Tuesday, June 5, 2007


Everyone who works with food has a story behind their obsession with one of humanity's mundane necessities. Some people because they read Animal Liberation and decided not to eat meat, others because they realized that there are aesthetic facets to blueberries, even more who became obsessed after being physically weighed down by the iniquities of the American diet.

For me though I have to ultimately connect it with illness. Though I've never had a strong stomach, it was an epiphany to go from being slightly plump to choosing clothing based on how well it hides bone jutting through my skin. Accidents happen with food, even the most conscientious grandmother might hide botulism in her grape jelly, but the current American food system's deficiencies are systematic rather than accidental.

The serotype of salmonella that took up residence first in my stomach, than in my blood, was no real accident- no unfortunate unforeseen event. The FDA, self proclaimed guardians of our food supply, knew about it long before it sent me to the ER.

Disease makes you feel helpless. Food poisoning is among the most helpless of all conditions- you are infected by your sustenance. Most cases are painful, but mercilessly quick, so they go unexamined. One in four Americans suffers annually because of food borne pathogens. Most are never traced, not just because they weren't severe enough to merit testing, but also because many infections are impossible to trace. Listeria will often be latent for days or even weeks before unleashing havoc.

Where did it come from? It's a question that is usually never answered. Many with severe food poisoning lose faith in the food system and their own ability to chose safe food.

I often think of the history of the food as a bell curve. Hunter-gatherers have usually lived a long enough time in their environment to know what is safe to eat and avoid what isn't. Civilizations treat food differently, with a focus on making things safe rather than avoiding what is unsafe. Lentils, acorns, and a myriad of other foods that came into the human diet later in history have to be "unpoisoned" in order to be consumed. In the wild, many foods we eat are completely inedible.

We still follow this same philosophy, except we have over-extended it. The animals we eat typically wallow in absolute filth, the merging absolutely disgusting and the edible. The processor has the responsibility to unpoison the meat from pigs that ate cow fetuses or milk filled with pus. The process, on the farm level, can be rife with disease-causing organisms as long as they don't make it to the table (or get caught).

The problem is doubly pronged: the diseases that fester in at the agricultural level and the lack of responsibility at the processing level. It gets harder and harder to unpoison our food and sometimes in the effort we make things worse. Even vegetarians now have to worry about virulent strains of e.coli that come from cows fed an evolutionary inappropriate diet.

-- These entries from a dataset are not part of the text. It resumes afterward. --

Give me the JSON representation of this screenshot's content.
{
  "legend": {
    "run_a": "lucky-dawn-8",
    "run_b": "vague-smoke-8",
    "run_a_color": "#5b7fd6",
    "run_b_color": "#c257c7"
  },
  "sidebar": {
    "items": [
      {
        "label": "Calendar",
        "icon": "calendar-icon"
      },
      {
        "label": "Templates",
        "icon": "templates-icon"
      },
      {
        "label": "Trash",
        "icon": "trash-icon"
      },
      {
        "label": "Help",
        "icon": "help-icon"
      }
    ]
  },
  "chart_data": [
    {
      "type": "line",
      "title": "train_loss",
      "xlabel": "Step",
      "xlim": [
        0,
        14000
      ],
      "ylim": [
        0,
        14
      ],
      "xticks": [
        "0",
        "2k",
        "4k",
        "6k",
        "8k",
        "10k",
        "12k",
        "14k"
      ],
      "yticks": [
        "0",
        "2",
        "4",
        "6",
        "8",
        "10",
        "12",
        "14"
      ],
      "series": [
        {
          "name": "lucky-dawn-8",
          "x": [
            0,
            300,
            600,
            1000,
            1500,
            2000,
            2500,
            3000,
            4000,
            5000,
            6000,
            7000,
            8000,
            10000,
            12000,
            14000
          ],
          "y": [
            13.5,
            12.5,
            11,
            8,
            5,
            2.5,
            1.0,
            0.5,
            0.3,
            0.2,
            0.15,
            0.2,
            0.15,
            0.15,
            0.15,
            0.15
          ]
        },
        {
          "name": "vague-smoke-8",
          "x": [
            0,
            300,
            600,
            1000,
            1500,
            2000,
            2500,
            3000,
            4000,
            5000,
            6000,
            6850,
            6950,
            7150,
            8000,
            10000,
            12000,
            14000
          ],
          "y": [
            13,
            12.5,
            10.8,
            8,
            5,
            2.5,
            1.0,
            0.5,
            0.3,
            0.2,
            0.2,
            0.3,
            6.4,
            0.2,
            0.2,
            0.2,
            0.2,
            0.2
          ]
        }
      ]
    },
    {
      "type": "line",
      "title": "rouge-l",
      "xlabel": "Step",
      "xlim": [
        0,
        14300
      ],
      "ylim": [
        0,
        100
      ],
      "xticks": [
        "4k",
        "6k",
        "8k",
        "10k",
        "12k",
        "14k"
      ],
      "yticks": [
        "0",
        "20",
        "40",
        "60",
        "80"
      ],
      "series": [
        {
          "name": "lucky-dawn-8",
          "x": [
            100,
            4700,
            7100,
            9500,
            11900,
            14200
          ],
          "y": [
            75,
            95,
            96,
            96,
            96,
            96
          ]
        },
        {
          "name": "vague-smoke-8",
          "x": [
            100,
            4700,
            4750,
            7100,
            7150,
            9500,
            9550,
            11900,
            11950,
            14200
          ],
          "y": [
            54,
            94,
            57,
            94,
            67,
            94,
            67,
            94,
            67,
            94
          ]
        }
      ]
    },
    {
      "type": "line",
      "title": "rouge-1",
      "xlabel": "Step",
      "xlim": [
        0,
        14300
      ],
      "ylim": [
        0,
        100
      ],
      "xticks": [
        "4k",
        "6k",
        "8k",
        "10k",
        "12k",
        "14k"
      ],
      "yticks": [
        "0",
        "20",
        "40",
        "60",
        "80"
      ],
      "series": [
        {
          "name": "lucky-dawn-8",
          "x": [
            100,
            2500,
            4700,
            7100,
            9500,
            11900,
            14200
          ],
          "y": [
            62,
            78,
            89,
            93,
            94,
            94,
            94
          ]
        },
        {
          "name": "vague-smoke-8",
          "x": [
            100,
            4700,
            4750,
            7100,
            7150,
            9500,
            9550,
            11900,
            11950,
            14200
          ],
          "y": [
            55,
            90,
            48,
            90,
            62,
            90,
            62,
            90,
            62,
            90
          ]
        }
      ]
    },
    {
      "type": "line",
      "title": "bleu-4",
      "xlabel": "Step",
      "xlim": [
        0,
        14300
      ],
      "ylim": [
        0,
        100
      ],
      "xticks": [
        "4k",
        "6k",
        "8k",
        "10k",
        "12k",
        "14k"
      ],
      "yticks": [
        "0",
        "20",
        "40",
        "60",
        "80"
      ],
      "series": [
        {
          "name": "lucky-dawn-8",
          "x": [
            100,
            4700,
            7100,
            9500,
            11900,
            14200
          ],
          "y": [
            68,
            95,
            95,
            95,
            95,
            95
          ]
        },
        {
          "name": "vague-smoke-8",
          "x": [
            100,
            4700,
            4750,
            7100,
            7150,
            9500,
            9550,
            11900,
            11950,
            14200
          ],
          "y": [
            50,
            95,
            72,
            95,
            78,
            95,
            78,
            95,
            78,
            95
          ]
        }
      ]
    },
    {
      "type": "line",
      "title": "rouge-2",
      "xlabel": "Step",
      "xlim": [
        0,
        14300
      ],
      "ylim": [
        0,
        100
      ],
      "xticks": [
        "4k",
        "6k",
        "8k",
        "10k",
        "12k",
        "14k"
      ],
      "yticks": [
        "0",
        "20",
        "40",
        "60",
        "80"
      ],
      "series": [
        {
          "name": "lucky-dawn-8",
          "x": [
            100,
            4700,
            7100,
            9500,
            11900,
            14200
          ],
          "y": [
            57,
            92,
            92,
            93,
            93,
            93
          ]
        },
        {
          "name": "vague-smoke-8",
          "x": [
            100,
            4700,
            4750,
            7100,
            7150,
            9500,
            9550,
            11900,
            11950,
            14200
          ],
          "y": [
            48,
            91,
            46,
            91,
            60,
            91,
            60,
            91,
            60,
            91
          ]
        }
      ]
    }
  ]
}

Consumers unusually don't know they are supporting the poisoning of their own food supply because the beef they buy comes from thousands of miles away. The recent melamine crisis highlights how much food suppliers can get away with because consumers just don't know.

Will we shift back? Will infections like mine teach people that cheap food has a high ethical, environmental, and health pricetag? Or will we just nuke our food more hoping that ultra heated pasteurization will keep us ahead of quickly evolving microbes?

In this blog I hope to explore these questions. I stopped writing after I became ill because it made thinking about food so difficult, but now I think I am ready to once again think about the weaknesses of our food system.